I remember the first time I saw Flogging Molly play.
Where: The Los Angeles Coliseum/Sports Arena (RIP)parking lot.
When: Summer 2002.
It was one of the two Warped Tour events I went to over the course of a two-year span. The band list at this show was some of our teenage favorites: AFI, Pennywise and The Deviates, when all of a sudden I heard it.
You know, that sound you’ve been looking for? Yeah, just like that sound Marvin Berry found in Back To The Future, this was that sound.
The song that changed the way I view music forever was “Drunken Lullabies”. I can replay it over, and over, in my head. I remember where I was standing.
The band consisted of what some would consider normal musical instruments, such as bass guitars and drums, while also including a mandolin, a violin, an accordion, and a tin whistle. Some refer to it as punk rock, others understand the complexity it mixes, the Celtic background infused with traditional rock music.
From there, I was hooked. During the age of Napster, you couldn’t find Flogging Molly online like that. At least not yet.
When I had the money, I invested. Drunken Lullabies and Swagger were the first two Flogging Molly albums I purchased. If it was a cassette tape, I’d have worn them out.
Released in 2000, Swagger seventh and eighth tracks shift from “Black Friday Rule” into “The Likes Of You Again” was just a seamless transition. Two songs, so perfectly entwined that it felt as if they were one.
The Drunken Lullabies album was released in March of 2002, and it was fitting that I heard its title track that summer.
In the spring of 2004, a very good friend took his own life, and the fourth song on the Drunken Lullabies album, “If I Ever Leave This World Alive”, began to feel a bit more true.
Each time I hear that song, whether it be on the playlist or to close out a concert, it definitely brings a tear to my eye.
Will we ever get out alive? No, we won’t. We can either get busy living or get busy dying.
This photo is from a trip to Seattle in 2013. No, I didn’t see Flogging Molly on the trip.

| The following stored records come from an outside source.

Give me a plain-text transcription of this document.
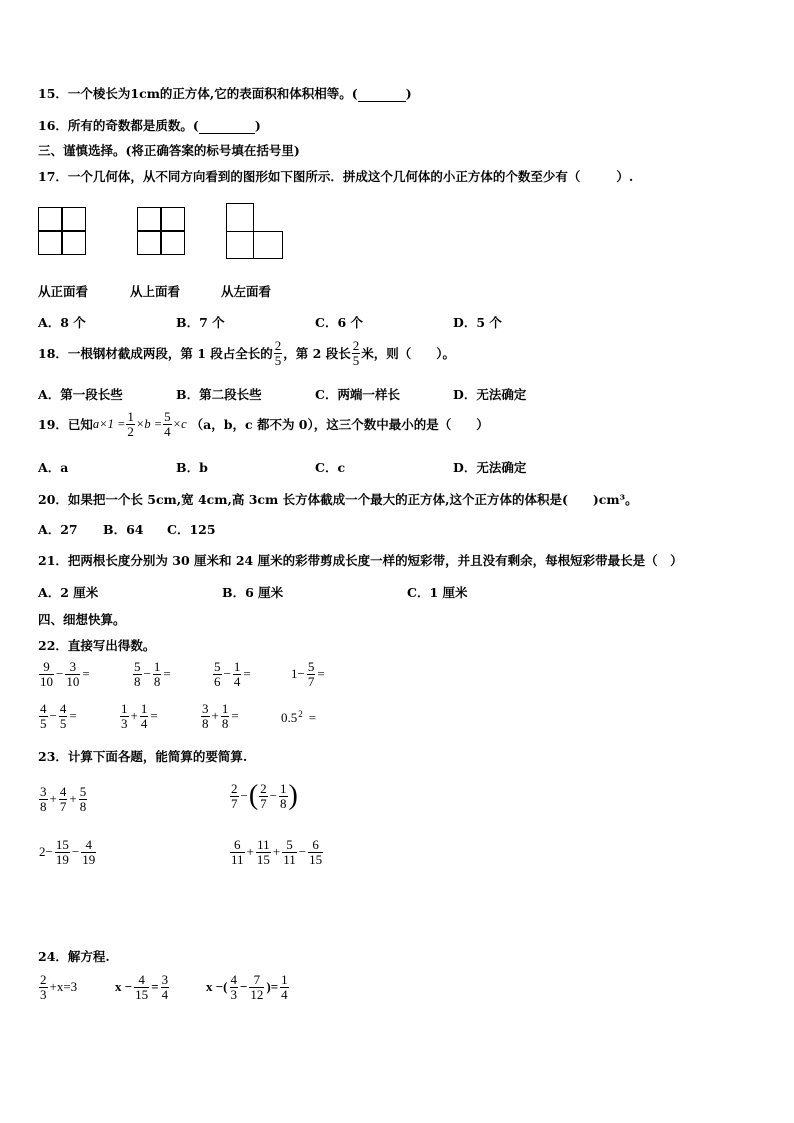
15．一个棱长为1cm的正方体,它的表面积和体积相等。(	)
16．所有的奇数都是质数。(	)
三、谨慎选择。(将正确答案的标号填在括号里)
17．一个几何体，从不同方向看到的图形如下图所示．拼成这个几何体的小正方体的个数至少有（	）.
从正面看	从上面看	从左面看
A．8 个	B．7 个	C．6 个	D．5 个
18．一根钢材截成两段，第 1 段占全长的 $\frac{2}{5}$ ，第 2 段长 $\frac{2}{5}$ 米，则（　　）。
A．第一段长些	B．第二段长些	C．两端一样长	D．无法确定
19．已知 $a\times 1 = \frac{1}{2} \times b = \frac{5}{4} \times c$ （a，b，c 都不为 0），这三个数中最小的是（　　）
A．a	B．b	C．c	D．无法确定
20．如果把一个长 5cm,宽 4cm,高 3cm 长方体截成一个最大的正方体,这个正方体的体积是(　　)cm³。
A．27 B．64 C．125
21．把两根长度分别为 30 厘米和 24 厘米的彩带剪成长度一样的短彩带，并且没有剩余，每根短彩带最长是（　）
A．2 厘米	B．6 厘米	C．1 厘米
四、细想快算。
22．直接写出得数。
$\frac{9}{10} - \frac{3}{10}$ =	$\frac{5}{8} - \frac{1}{8}$ =	$\frac{5}{6} - \frac{1}{4}$ =	$1- \frac{5}{7}$ =
$\frac{4}{5} - \frac{4}{5}$ =	$\frac{1}{3} + \frac{1}{4}$ =	$\frac{3}{8} + \frac{1}{8}$ =	$0.5^2$ =
23．计算下面各题，能简算的要简算.
$\frac{3}{8} + \frac{4}{7} + \frac{5}{8}$	$\frac{2}{7}$ − ( $\frac{2}{7} - \frac{1}{8}$ )
$2- \frac{15}{19} - \frac{4}{19}$	$\frac{6}{11} + \frac{11}{15} + \frac{5}{11} - \frac{6}{15}$
24．解方程.
$\frac{2}{3} +x=3$	$x - \frac{4}{15} = \frac{3}{4}$	x −( $\frac{4}{3} - \frac{7}{12}$ )= $\frac{1}{4}$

Other albums released have been 2004’s Within A Mile Of Home and 2008’s Float. Flogging Molly recorded Live at the Greek Theatre the same night Ohio State visited USC at the Los Angeles Memorial Coliseum in 2008, and while it was tough to pick which event I’d attend, I wound up enjoying the USC drubbing of Ohio State while the album is one of my all-time favorites.
A sleeper album from this longtime fan is Whiskey On A Sunday, because hidden on that 2006 release is “Laura”, a ballad that defines the type of energy the band brings to each and every live show.
Over the years I’ve seen Flogging Molly at a number of venues, from Anaheim’s House of Blues to a show just after my 40th birthday at the Grove in Anaheim.
This image was taken following the 2023 Grove show.
The first to the Grove followed with a visit to Roscoe’s Chicken & Waffles in Long Beach.
There was also a 2009 NYE show at the Wiltern, and an unnamed show where we arrived, went to the Guinness vendor only to be told they were sold out. Doors had opened maybe 30 minutes prior to our arrival.
Shows on St. Patrick’s Day galore, and a very special one with a dear friend, Maureen, where there was no area to mosh pit. So what did Nick do? He created a small mosh pit in the seating area, was told he couldn’t and proceeded to continue moshing.
In 2007, I caught Flogging Molly at the Avalon Theatre in Hollywood with another favorite, The Bouncing Souls during their “Wheels for Humanity” tour.
Being told the 2023 show at The Grove could possibly be the last played locally is definitely one that is a tough pill to swallow. Band front man Dave King suffered a brain hemorrhage in February 2025, and the band called off the majority of its 2025 tour.
As luck would have it, I got to meet bassist Nathan Maxwell, who hails from Lawndale, California, prior to the show.
To say I’ve had fun at these shows would be an understatement.
To stay I’d love to sit down with members of the band to talk inspiration, their journey and how they’ve grown not only as a band but individuals would be an understatement. It would be a dream to pick a songwriters brain and see what went into certain songs.
I’ve compiled a Spotify playlist of what I’ve called a Quintessential Flogging Molly playlist
Who is one of your favorite performing artists? When did you fall in love with them?
Until our next adventure!
Nick
“It takes more than guts to be a bigger man.”